To counter that, he built review mechanisms where every AI-generated output was auditable and traceable to its source data. Human reviewers remained involved in each step of the process, verifying key decisions and checking that the outputs followed strict legal and internal standards.
The result was a workflow that preserved precision while delivering the efficiency gains that made AI viable at enterprise scale.
Scaling Lessons from Early Adoption
Through his deployments at Palantir, Kotsehub learned that expanding AI beyond pilot stages depends less on model sophistication and more on organizational structure. Early wins matter, but they only translate into long-term adoption when companies have the right people and processes in place to sustain them. His work often began with setting small, achievable goals (like time savings or accuracy gains) that, when successful, gave executives the confidence to invest further in this technology.
Kotsehub also highlights the need to establish a basic internal literacy to properly support those systems. He and his team interacted heavily with different stakeholders, both technical (engineers and data scientists) and administrative (governance stakeholders and executives), to set up a shared understanding that directly linked results to business objectives. That collaboration turned what might've been a series of disconnected initiatives into coordinated strategies built around consistent, realistic expectations on what this technology could achieve.
Kotsehub's projects also made sure all the surrounding governance and tooling were properly configured to meet regulatory requirements. This structure helped clients reassure stakeholders of these new systems as they began expanding across different departments.
"Scaling AI means proving ROI early and bringing the whole organization along," Kotsehub says. "Culture and governance matter just as much as the technology itself when you're trying to make AI work inside an enterprise."
Designing for the Human-in-the-Loop Future
Kotsehub is now concentrating on making sure the systems he and his team produce complement AI's capacity for automation with regular human oversight. His work on Palantir's enterprise platform centers on embedding "human-in-the-loop" mechanisms into regular operations. In practice, this means building tools where steps like customer communications always receive human review before being executed.
The next phase of incorporating AI in these settings, he believes, isn't about eliminating human control; it's about incorporating in an intelligent and organized manner so that oversight becomes a built-in part of the process from start to finish.
By keeping people within the feedback loop, organizations safeguard against the errors and reputational risks that can come from unchecked automation. These systems are designed to preserve the reliability, ethics, and accountability that enterprises demand while allowing AI to handle the intense demand modern operations face.
As Kotsehub notes, "Enterprises adopting AI must focus on trust and reliability, not just speed."

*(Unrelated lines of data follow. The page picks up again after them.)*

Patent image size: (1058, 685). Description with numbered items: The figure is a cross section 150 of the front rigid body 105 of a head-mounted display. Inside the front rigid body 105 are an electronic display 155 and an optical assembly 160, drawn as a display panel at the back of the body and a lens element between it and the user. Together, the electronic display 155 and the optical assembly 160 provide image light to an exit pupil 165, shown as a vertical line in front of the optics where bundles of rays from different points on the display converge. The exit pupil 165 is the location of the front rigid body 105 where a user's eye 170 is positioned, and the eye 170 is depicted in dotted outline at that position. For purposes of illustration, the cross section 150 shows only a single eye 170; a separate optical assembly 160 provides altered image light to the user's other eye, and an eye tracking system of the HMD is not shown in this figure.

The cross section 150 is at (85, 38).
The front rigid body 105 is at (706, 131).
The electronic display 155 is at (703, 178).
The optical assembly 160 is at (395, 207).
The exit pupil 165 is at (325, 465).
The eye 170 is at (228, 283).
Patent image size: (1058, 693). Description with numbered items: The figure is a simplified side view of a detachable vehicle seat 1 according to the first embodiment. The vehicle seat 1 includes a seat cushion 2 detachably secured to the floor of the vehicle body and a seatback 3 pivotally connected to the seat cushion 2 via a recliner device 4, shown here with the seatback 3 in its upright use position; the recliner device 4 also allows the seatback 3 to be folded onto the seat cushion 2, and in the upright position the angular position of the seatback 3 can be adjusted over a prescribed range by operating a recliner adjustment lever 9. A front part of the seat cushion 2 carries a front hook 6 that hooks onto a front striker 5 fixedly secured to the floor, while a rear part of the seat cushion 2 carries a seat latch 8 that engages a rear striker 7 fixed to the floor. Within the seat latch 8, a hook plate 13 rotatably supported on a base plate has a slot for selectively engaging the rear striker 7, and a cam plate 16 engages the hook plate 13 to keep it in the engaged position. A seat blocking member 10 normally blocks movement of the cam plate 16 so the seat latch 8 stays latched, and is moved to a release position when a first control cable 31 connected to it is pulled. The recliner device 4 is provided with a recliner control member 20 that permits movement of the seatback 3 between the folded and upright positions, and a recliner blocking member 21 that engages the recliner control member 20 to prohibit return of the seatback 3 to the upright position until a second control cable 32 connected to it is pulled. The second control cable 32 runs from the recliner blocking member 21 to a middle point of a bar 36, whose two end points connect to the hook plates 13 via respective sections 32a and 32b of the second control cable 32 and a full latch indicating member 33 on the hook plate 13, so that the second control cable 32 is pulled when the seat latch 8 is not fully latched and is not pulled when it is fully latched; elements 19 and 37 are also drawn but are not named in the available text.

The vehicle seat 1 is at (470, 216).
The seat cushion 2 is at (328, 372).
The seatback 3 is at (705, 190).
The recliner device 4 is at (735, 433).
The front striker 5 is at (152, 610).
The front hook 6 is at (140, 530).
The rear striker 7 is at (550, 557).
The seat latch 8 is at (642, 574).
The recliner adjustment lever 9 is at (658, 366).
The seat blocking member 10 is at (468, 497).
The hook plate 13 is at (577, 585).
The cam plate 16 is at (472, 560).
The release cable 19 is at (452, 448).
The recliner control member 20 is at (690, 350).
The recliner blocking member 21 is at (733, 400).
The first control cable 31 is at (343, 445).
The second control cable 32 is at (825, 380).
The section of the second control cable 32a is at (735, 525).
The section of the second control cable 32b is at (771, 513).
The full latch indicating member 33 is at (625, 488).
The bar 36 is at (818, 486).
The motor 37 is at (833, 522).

Making AI a Reliable Part of Enterprise Operations
The trajectory of AI in enterprise settings will only be successful when companies can balance their need to speed up their workflows with systems that make those processes accountable and traceable. Nikita Kotsehub's work shows that, if this technology is built to support clear business needs and has human oversight built into it, it can become a key part of a company's foundation and not just a mere experiment.